17.10 Jeffreys-Lindley paradox
Often, Bayesian and frequentist methods yield qualitatively similar results. But sometimes results diverge. A prominent case of divergence is known as the Savage-Lindley paradox. The case is not really a “paradox” in a strict sense. It’s a case where predictions are clearly divergent, and it raises attention for the differences between frequentist and Bayesian testing of point-valued null hypotheses.
Let’s take the following data.
k = 49581
N = 98451The point-valued null hypothesis is whether the binomial rate is unbiased, so \(\theta_c = 0.5\).
binom.test(k, N)$p.value## [1] 0.02364686Based on the standard \(\alpha\)-level of \(0.05\), frequentism thus prescribes to reject \(H_0\).
In contrast, using the Savage-Dickey method to compute the Bayes factor, we find strong support in favor of \(H_0\).
dbeta(0.5, k + 1, N - k + 1)## [1] 19.21139The reason why these methods give different results is because they are conceptually completely different things. There is no genuine paradox.
Frequentist testing is a form of model checking. The question addressed by the frequentist hypothesis test is whether a model that assumes that \(\theta_c = 0.5\) is such that, if we assume that this model is true, the data above appears surprising.
The Bayesian method used above hinges on the comparison of two models. The question addressed by the Bayesian comparison-based hypothesis test is which of two models better predicts the observed data from an ex ante point of view (i.e., before having seen the data): the first model assumes that \(\theta_c = 0.5\) and the second model assumes that \(\theta_c \sim \text{Beta}(1,1)\).
For a large \(N\), like in the example at hand, it can be the case that \(\theta_c = 0.5\) is a bad explanation for the data, so that a model-checking test rejects this null hypothesis. At the same time, the alternative model with \(\theta_c \sim \text{Beta}(1,1)\) is even worse than the model \(\theta_c = 0.5\), because it puts credence on many values for \(\theta_c\) that are very, very bad predictors of the data.
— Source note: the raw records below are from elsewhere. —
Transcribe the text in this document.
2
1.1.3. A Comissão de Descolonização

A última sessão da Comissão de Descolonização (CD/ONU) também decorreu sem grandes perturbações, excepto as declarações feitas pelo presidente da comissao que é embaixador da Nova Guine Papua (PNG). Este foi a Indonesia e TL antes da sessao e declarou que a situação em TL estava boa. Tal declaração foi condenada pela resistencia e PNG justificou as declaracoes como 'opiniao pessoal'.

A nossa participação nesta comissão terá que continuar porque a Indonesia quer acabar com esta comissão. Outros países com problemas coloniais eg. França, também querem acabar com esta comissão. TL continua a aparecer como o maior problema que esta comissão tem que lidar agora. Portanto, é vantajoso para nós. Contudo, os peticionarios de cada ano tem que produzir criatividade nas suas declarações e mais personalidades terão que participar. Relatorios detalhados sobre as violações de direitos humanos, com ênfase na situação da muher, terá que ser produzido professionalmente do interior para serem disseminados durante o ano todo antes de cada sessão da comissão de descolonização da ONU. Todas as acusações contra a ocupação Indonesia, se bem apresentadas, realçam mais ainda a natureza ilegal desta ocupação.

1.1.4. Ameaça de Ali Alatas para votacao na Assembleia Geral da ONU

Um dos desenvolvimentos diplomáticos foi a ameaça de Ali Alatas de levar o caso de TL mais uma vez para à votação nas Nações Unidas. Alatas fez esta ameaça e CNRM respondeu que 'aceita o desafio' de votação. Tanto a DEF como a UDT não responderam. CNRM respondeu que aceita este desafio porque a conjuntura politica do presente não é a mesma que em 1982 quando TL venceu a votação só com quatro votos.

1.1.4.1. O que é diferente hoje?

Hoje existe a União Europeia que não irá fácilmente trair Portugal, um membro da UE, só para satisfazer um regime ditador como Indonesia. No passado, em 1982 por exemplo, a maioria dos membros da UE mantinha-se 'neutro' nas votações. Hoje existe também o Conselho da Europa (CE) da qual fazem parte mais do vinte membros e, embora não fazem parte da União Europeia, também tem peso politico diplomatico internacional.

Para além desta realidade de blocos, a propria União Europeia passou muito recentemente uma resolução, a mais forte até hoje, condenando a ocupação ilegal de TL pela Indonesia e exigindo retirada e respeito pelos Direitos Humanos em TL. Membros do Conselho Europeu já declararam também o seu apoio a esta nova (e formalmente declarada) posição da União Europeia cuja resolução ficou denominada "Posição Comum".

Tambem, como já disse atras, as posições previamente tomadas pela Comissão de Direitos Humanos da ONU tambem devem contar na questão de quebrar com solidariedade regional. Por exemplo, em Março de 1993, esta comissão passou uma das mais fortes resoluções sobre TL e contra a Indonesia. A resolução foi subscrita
None of these considerations lend themselves to a principled argument for or against frequentism or Bayesianism. The lesson to be learned is that these different approaches ask different questions (about models and data). The agile data analyst will diligently check each concrete research context for which method is most conducive to gaining the insights relevant for the given purpose.